How to Resolve Class 3 Discards
Compare to Link Resets
The first step is to determine whether a Link Reset occurred immediately prior to the Class 3 Discard. If so, it is very likely that the Link Reset caused the Class 3 Discard (possibly as part of a server re-boot) and the investigation should be re-focused to find the cause of the Link Reset. Once the Link Reset is resolved, the Class 3 Discard will likely be resolved as well. If the Class 3 Discard is not immediately preceded by a Link Reset, it may be caused by a zoning or Buffer-to-Buffer Credits issue. For example, a Top X Trend Chart configured to show HBA Port Link Resets in the VI - Health - Physical Layer report:
Check for Zoning Problems
A zoning problem may occur with a request from either a host or a target. A constant stream of Class 3 Discards over time is often the result of a zoning issue on the host side or on an ISL. The first step is to determine whether the requestor is a host or a target. Host Zoning If the requestor is a host, compare the host requests to the zoning table. If the host is requesting a device it is not zoned to, the next step is to fix the invalid zoning. This is likely to resolve the Class 3 Discard problem. If the host requests are valid however, move on to examining the target.
Target Zoning Note: Use the SAN Performance Probe to determine which devices the target is trying to reach. Compare the requests to the zoning table.

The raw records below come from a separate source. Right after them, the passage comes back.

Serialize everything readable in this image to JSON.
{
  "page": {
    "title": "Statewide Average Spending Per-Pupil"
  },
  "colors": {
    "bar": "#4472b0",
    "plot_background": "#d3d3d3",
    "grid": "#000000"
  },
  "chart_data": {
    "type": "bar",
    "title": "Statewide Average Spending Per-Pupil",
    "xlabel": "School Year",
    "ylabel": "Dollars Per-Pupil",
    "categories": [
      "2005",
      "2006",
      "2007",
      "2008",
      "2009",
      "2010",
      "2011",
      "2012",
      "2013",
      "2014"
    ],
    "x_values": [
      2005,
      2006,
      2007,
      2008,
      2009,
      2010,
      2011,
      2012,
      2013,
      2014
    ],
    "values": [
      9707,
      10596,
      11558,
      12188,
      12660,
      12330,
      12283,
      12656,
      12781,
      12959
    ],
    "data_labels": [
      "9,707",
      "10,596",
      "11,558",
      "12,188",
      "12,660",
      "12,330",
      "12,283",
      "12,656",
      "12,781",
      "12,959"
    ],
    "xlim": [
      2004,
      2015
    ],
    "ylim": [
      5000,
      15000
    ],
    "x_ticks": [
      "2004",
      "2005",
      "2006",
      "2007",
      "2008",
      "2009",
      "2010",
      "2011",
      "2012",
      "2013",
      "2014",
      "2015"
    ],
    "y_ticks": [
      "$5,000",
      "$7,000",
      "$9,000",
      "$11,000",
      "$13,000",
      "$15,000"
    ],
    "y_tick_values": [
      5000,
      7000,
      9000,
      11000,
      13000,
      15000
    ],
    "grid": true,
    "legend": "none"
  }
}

If the target is requesting a device it is not zoned to, the next step is to fix the invalid zoning. This is likely to resolve the Class 3 Discard problem. If the target requests are valid however, the problem is likely being caused by a lack of buffer-to-buffer credits.
Buffer-to-Buffer Credit Issues
A switch may exceed its Buffer-to-Buffer Credits for a destination either by sending a higher volume of data than the target can process, or by sending a very high number of small frames (management frames for example). In fact, if a very large number of Class 3 Discards occur, a switch may initiate a Link Reset in order to re-negotiate the number of buffer-to-buffer credits it has available. High Utilization The first step is to check the utilization on the outbound link. If the utilization on the outbound link is very high, the likely problem is an insufficient number of buffer-to-buffer credits.
High Volume of Small Frames
If the outbound link utilization is not very high, the next step is to determine whether a large number of very small frames are being sent. To do this, compare the amount of data being sent (in MB per second) with the volume of frames being sent (in frames per second) on the outbound link. If this comparison shows that a large number of very small frames are being sent, the likely problem is an insufficient number of buffer-to-buffer credits.
Other Causes
There are other potential causes but these are generally too complex to diagnose in this document. An example would be Class 3 Discards for a link that spans an FCIP link, where the WAN link drops but the Fibre Channel switch is not aware of the FCIP outage. At this point we recommend engaging Virtual Instruments Professional Services to assist with further troubleshooting support.